Le ton soudainement dur de son commandant alarma Renji mais il choisit de ne pas parler. Il ne voulait pas gâcher ce moment et pour rien au monde il n'aurait voulu que Byakuya s'en aille. Il se plaça donc à l'entrée de sa chambre et tendit une main vers l'intérieur.
- Je vous en prie, Kuchiki Taichô. Entrez donc.
- Oh, et, arrête avec ce titre ridicule, ordonna Byakuya tout en pénétrant une bonne fois pour toute dans la chambre de son subalterne. Nous ne sommes pas en réunion, ou en quelconque cérémonie officielle. Appelle-moi Byakuya.
Malgré l'envie folle qui lui dévorait les entrailles, Renji tint sa langue et ne dit rien. Il invita plutôt son commandant à boire du saké, offre que celui-ci refusa, ajoutant qu'il n'aimait pas ça.
- Tu es devenu fort, fit plutôt le commandant. Bien plus fort que lorsque tu as été nommé lieutenant.
Renji planta un regard résolu dans les yeux noirs de son aîné, dans le but de montrer que sa force n'avait pas été la seule chose qu'il avait améliorée. Il avait aussi travaillé son courage, son honneur, et surtout ses convictions.

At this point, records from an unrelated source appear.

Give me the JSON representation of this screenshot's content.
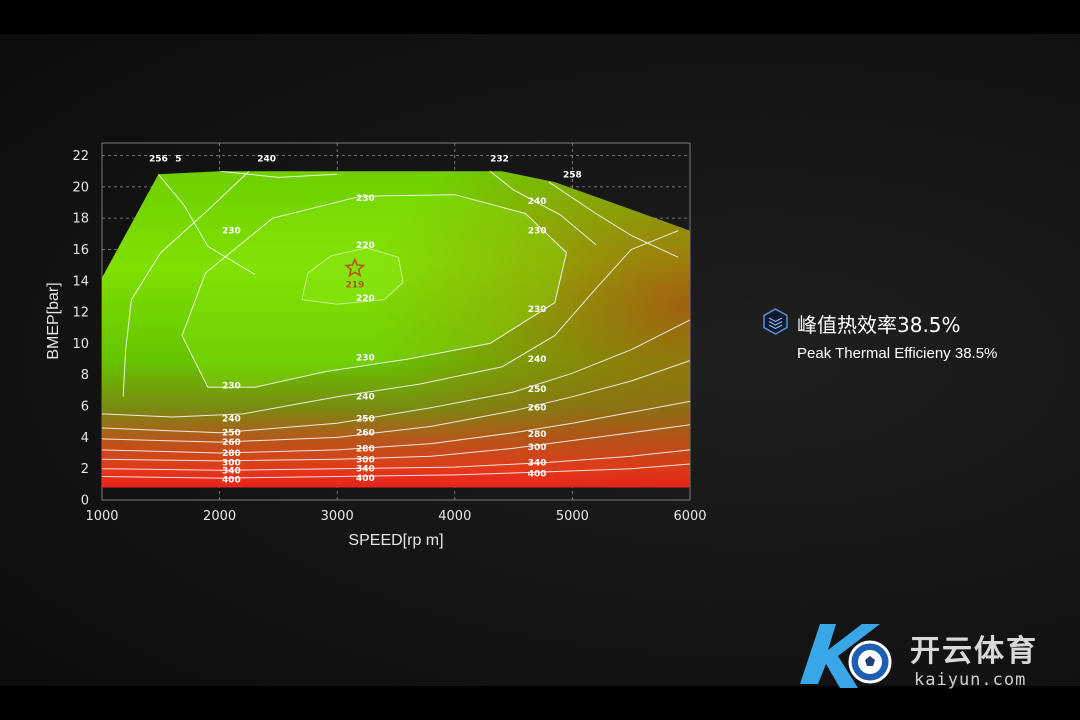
{
  "colors": {
    "background": "#141414",
    "efficient": "#7fe000",
    "inefficient": "#e0241c",
    "contour": "#ffffff",
    "accent": "#5b8fd6"
  },
  "callout": {
    "icon": "layers-icon",
    "title_cn": "峰值热效率38.5%",
    "subtitle_en": "Peak Thermal Efficieny 38.5%"
  },
  "watermark": {
    "brand_cn": "开云体育",
    "url": "kaiyun.com",
    "icon": "kaiyun-logo-icon"
  },
  "chart_data": {
    "type": "contour",
    "title": "",
    "xlabel": "SPEED[rp m]",
    "ylabel": "BMEP[bar]",
    "xlim": [
      1000,
      6000
    ],
    "ylim": [
      0,
      22
    ],
    "xticks": [
      1000,
      2000,
      3000,
      4000,
      5000,
      6000
    ],
    "yticks": [
      0,
      2,
      4,
      6,
      8,
      10,
      12,
      14,
      16,
      18,
      20,
      22
    ],
    "grid": true,
    "boundary": [
      [
        1000,
        0.8
      ],
      [
        1000,
        14.2
      ],
      [
        1480,
        20.8
      ],
      [
        2000,
        21
      ],
      [
        4400,
        21
      ],
      [
        4850,
        20.3
      ],
      [
        6000,
        17.2
      ],
      [
        6000,
        0.8
      ]
    ],
    "peak": {
      "x": 3150,
      "y": 14.8,
      "label": "219",
      "marker": "star"
    },
    "contours": [
      {
        "level": "220",
        "points": [
          [
            2700,
            12.8
          ],
          [
            2750,
            14.5
          ],
          [
            2950,
            15.6
          ],
          [
            3250,
            16.1
          ],
          [
            3520,
            15.5
          ],
          [
            3560,
            13.9
          ],
          [
            3400,
            12.8
          ],
          [
            3000,
            12.5
          ],
          [
            2700,
            12.8
          ]
        ]
      },
      {
        "level": "230",
        "points": [
          [
            1900,
            7.2
          ],
          [
            1680,
            10.5
          ],
          [
            1880,
            14.5
          ],
          [
            2450,
            18
          ],
          [
            3200,
            19.4
          ],
          [
            4000,
            19.5
          ],
          [
            4600,
            18.3
          ],
          [
            4950,
            15.8
          ],
          [
            4850,
            12.6
          ],
          [
            4300,
            10
          ],
          [
            3600,
            9
          ],
          [
            2900,
            8.2
          ],
          [
            2300,
            7.2
          ],
          [
            1900,
            7.2
          ]
        ]
      },
      {
        "level": "230",
        "points": [
          [
            1180,
            6.6
          ],
          [
            1200,
            9.5
          ],
          [
            1250,
            12.8
          ],
          [
            1500,
            15.8
          ],
          [
            1900,
            18.5
          ],
          [
            2250,
            21
          ]
        ]
      },
      {
        "level": "240",
        "points": [
          [
            1000,
            5.5
          ],
          [
            1600,
            5.3
          ],
          [
            2200,
            5.5
          ],
          [
            3000,
            6.6
          ],
          [
            3700,
            7.4
          ],
          [
            4400,
            8.5
          ],
          [
            4850,
            10.5
          ],
          [
            5200,
            13.5
          ],
          [
            5500,
            16
          ],
          [
            5900,
            17.2
          ]
        ]
      },
      {
        "level": "240",
        "points": [
          [
            2000,
            21
          ],
          [
            2500,
            20.6
          ],
          [
            3000,
            20.8
          ]
        ]
      },
      {
        "level": "250",
        "points": [
          [
            1000,
            4.6
          ],
          [
            2000,
            4.3
          ],
          [
            3000,
            4.9
          ],
          [
            3800,
            5.9
          ],
          [
            4500,
            6.9
          ],
          [
            5000,
            8.1
          ],
          [
            5500,
            9.6
          ],
          [
            6000,
            11.5
          ]
        ]
      },
      {
        "level": "256.5",
        "points": [
          [
            1480,
            20.8
          ],
          [
            1700,
            18.8
          ],
          [
            1900,
            16.2
          ],
          [
            2300,
            14.4
          ]
        ]
      },
      {
        "level": "232",
        "points": [
          [
            4300,
            21
          ],
          [
            4500,
            19.8
          ],
          [
            4900,
            18.2
          ],
          [
            5200,
            16.3
          ]
        ]
      },
      {
        "level": "258",
        "points": [
          [
            4800,
            20.3
          ],
          [
            5200,
            18.3
          ],
          [
            5500,
            16.9
          ],
          [
            5900,
            15.5
          ]
        ]
      },
      {
        "level": "260",
        "points": [
          [
            1000,
            3.9
          ],
          [
            2000,
            3.7
          ],
          [
            3000,
            4
          ],
          [
            3800,
            4.7
          ],
          [
            4500,
            5.7
          ],
          [
            5000,
            6.6
          ],
          [
            5500,
            7.6
          ],
          [
            6000,
            8.9
          ]
        ]
      },
      {
        "level": "280",
        "points": [
          [
            1000,
            3.2
          ],
          [
            2000,
            3
          ],
          [
            3000,
            3.2
          ],
          [
            3800,
            3.6
          ],
          [
            4500,
            4.3
          ],
          [
            5000,
            4.9
          ],
          [
            5500,
            5.6
          ],
          [
            6000,
            6.3
          ]
        ]
      },
      {
        "level": "300",
        "points": [
          [
            1000,
            2.6
          ],
          [
            2000,
            2.5
          ],
          [
            3000,
            2.6
          ],
          [
            3800,
            2.8
          ],
          [
            4500,
            3.3
          ],
          [
            5000,
            3.8
          ],
          [
            5500,
            4.3
          ],
          [
            6000,
            4.8
          ]
        ]
      },
      {
        "level": "340",
        "points": [
          [
            1000,
            2
          ],
          [
            2000,
            1.9
          ],
          [
            3000,
            2
          ],
          [
            4000,
            2.1
          ],
          [
            4800,
            2.4
          ],
          [
            5500,
            2.8
          ],
          [
            6000,
            3.2
          ]
        ]
      },
      {
        "level": "400",
        "points": [
          [
            1000,
            1.5
          ],
          [
            2000,
            1.4
          ],
          [
            3000,
            1.5
          ],
          [
            4000,
            1.6
          ],
          [
            4800,
            1.8
          ],
          [
            5500,
            2
          ],
          [
            6000,
            2.3
          ]
        ]
      }
    ],
    "labels": [
      {
        "text": "256",
        "x": 1480,
        "y": 21.8
      },
      {
        "text": "5",
        "x": 1650,
        "y": 21.8
      },
      {
        "text": "240",
        "x": 2400,
        "y": 21.8
      },
      {
        "text": "232",
        "x": 4380,
        "y": 21.8
      },
      {
        "text": "258",
        "x": 5000,
        "y": 20.8
      },
      {
        "text": "230",
        "x": 3240,
        "y": 19.3
      },
      {
        "text": "240",
        "x": 4700,
        "y": 19.1
      },
      {
        "text": "230",
        "x": 2100,
        "y": 17.2
      },
      {
        "text": "230",
        "x": 4700,
        "y": 17.2
      },
      {
        "text": "220",
        "x": 3240,
        "y": 16.3
      },
      {
        "text": "220",
        "x": 3240,
        "y": 12.9
      },
      {
        "text": "230",
        "x": 4700,
        "y": 12.2
      },
      {
        "text": "230",
        "x": 3240,
        "y": 9.1
      },
      {
        "text": "240",
        "x": 4700,
        "y": 9.0
      },
      {
        "text": "230",
        "x": 2100,
        "y": 7.3
      },
      {
        "text": "240",
        "x": 3240,
        "y": 6.6
      },
      {
        "text": "250",
        "x": 4700,
        "y": 7.1
      },
      {
        "text": "260",
        "x": 4700,
        "y": 5.9
      },
      {
        "text": "240",
        "x": 2100,
        "y": 5.2
      },
      {
        "text": "250",
        "x": 3240,
        "y": 5.2
      },
      {
        "text": "250",
        "x": 2100,
        "y": 4.3
      },
      {
        "text": "260",
        "x": 3240,
        "y": 4.3
      },
      {
        "text": "280",
        "x": 4700,
        "y": 4.2
      },
      {
        "text": "260",
        "x": 2100,
        "y": 3.7
      },
      {
        "text": "300",
        "x": 4700,
        "y": 3.4
      },
      {
        "text": "280",
        "x": 2100,
        "y": 3.0
      },
      {
        "text": "280",
        "x": 3240,
        "y": 3.3
      },
      {
        "text": "300",
        "x": 2100,
        "y": 2.4
      },
      {
        "text": "300",
        "x": 3240,
        "y": 2.6
      },
      {
        "text": "340",
        "x": 4700,
        "y": 2.4
      },
      {
        "text": "340",
        "x": 2100,
        "y": 1.9
      },
      {
        "text": "340",
        "x": 3240,
        "y": 2.0
      },
      {
        "text": "400",
        "x": 4700,
        "y": 1.7
      },
      {
        "text": "400",
        "x": 2100,
        "y": 1.3
      },
      {
        "text": "400",
        "x": 3240,
        "y": 1.4
      }
    ]
  }
}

- Tu me sembles être un homme valeureux, continua Byakuya en arpentant lentement la petite pièce.
Un silence de plomb s'abattit soudainement dans la chambre de Renji. Ce dernier sentit une sueur froide rouler le long de sa colonne vertébrale. Pendant un instant, il crut que les frissons qu'il ressentait se voyaient dans son regard, mais il fit beaucoup d'effort pour que ce ne fût pas le cas. Les pas de Byakuya étaient la seule chose vivante dans la pièce. Renji était comme hypnotisé. Il ne savait pas quoi dire, ni quoi faire, comment se comporter, en présence de cette facette de la personnalité du commandant qu'il ne connaissait pas.

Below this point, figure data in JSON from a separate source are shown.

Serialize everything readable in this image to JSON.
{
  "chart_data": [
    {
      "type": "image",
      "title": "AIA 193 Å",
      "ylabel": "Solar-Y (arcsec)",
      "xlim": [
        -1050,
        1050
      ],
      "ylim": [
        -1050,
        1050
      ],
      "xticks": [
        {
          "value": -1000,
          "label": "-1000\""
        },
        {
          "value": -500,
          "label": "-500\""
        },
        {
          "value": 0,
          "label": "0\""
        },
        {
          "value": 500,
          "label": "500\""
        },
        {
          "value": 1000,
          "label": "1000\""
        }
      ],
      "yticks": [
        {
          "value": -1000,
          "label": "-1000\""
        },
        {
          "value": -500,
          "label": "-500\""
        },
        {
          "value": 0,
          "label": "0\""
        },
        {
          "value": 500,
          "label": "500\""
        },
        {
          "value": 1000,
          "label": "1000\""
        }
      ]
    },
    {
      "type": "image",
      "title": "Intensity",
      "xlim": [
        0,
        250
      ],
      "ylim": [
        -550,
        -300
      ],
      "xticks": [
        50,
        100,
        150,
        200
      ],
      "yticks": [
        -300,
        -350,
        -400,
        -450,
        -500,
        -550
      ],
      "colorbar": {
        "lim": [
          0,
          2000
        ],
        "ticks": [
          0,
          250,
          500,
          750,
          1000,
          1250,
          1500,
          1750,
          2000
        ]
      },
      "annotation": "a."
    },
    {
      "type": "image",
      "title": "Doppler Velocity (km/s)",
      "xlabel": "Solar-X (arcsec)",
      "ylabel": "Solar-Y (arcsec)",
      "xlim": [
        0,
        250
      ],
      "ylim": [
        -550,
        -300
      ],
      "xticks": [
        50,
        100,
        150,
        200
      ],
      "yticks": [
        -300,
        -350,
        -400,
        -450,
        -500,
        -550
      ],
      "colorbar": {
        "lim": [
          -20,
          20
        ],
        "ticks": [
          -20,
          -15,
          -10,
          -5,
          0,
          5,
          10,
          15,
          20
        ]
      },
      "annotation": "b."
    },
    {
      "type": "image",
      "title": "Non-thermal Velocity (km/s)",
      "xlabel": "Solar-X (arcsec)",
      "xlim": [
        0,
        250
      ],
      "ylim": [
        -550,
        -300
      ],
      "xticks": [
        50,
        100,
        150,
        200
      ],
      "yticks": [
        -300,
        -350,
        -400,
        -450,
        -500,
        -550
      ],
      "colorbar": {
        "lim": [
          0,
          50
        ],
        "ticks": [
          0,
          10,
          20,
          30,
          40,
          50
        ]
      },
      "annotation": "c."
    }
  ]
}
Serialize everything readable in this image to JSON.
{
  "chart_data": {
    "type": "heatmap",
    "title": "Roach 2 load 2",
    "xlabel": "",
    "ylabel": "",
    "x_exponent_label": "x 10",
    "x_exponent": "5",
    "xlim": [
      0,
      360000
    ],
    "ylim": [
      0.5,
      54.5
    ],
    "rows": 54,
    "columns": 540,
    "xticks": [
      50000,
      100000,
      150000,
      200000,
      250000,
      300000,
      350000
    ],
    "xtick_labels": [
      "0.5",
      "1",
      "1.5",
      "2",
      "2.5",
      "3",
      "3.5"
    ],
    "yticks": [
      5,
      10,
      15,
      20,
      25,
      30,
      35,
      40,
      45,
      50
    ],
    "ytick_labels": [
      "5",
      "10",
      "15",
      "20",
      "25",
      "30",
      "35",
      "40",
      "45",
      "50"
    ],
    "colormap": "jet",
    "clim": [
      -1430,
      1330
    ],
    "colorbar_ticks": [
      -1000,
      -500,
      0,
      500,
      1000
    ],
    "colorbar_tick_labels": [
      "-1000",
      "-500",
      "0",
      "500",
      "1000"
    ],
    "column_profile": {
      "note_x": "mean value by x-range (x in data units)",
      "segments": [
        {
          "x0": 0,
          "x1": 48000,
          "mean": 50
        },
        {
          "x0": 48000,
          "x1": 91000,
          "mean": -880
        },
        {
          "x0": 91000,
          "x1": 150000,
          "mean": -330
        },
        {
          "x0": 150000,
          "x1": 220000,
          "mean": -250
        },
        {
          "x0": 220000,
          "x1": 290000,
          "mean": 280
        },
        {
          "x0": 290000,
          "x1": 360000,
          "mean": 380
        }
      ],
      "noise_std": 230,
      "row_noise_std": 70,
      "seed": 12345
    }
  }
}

Finalement il s'arrêta et fit face à Renji, les bras le long du corps, mais pourtant avec un détachement étonnant.
- Veux-tu te mesurer à moi ?
Cette demande, presque sauvage, brutale, sans préambule, fit sursauter le lieutenant en son for intérieur. Il n'aurait osé le dire, mais il se sentait flatté.
En effet, à la Soul Society, lorsqu'un capitaine décide que son lieutenant est suffisamment puissant, et lorsque les deux personnages sont proches, le capitaine peut décider de provoquer le plus jeune en duel. C'est un duel amical, qui se termine lorsque l'un des deux combattants n'est plus capable de bouger, mais dont l'issue n'est jamais mortelle. Tous les coups sont permis, une arène est ouverte spécialement, dans laquelle les Bankai sont autorisés et utilisés de matière quasi-systématique. Ce duel est une sorte de test, amical toujours, dans le but d'évaluer les progrès du lieutenant et de vérifier que les capacités du capitaine sont toujours à son maximum, ce qui est nécessaire à chaque intervention extérieure.
Mais Renji voyait ce test comme un honneur, qu'il ne pourrait jamais atteindre, puisque les deux dirigeants de la 6ème division ne parlaient presque jamais. Il savait que s'il faisait ce duel, il serait encore plus adulé, et peut-être irait-il même jusqu'à gagner le respect de son supérieur. De plus, il avait peu de chance de l'emporter face à cet homme dont la puissance dépassait l'entendement, mais il aurait le mérite d'avoir essayé.
Voyant que son subalterne ne répondait pas, sans doute plongé dans ses pensées, Byakuya s'approcha jusqu'à ce que son visage ne soit plus qu'à une vingtaine de centimètres de celui de Renji.
- Qu'en dis-tu ? Demanda-t-il, sortant Renji de sa transe.
Renji tomba au sol, en position seiza, et colla le front contre le col :
- Je vous remercie infiniment de l'honneur que vous m'accordez, Kuchi… Byakuya ! Ce sera avec grand plaisir que je combattrai quand bon vous semblera !
- Quand bon me semblera, hein … ? Murmura Byakuya. Et avec grand plaisir… Que demander de mieux ?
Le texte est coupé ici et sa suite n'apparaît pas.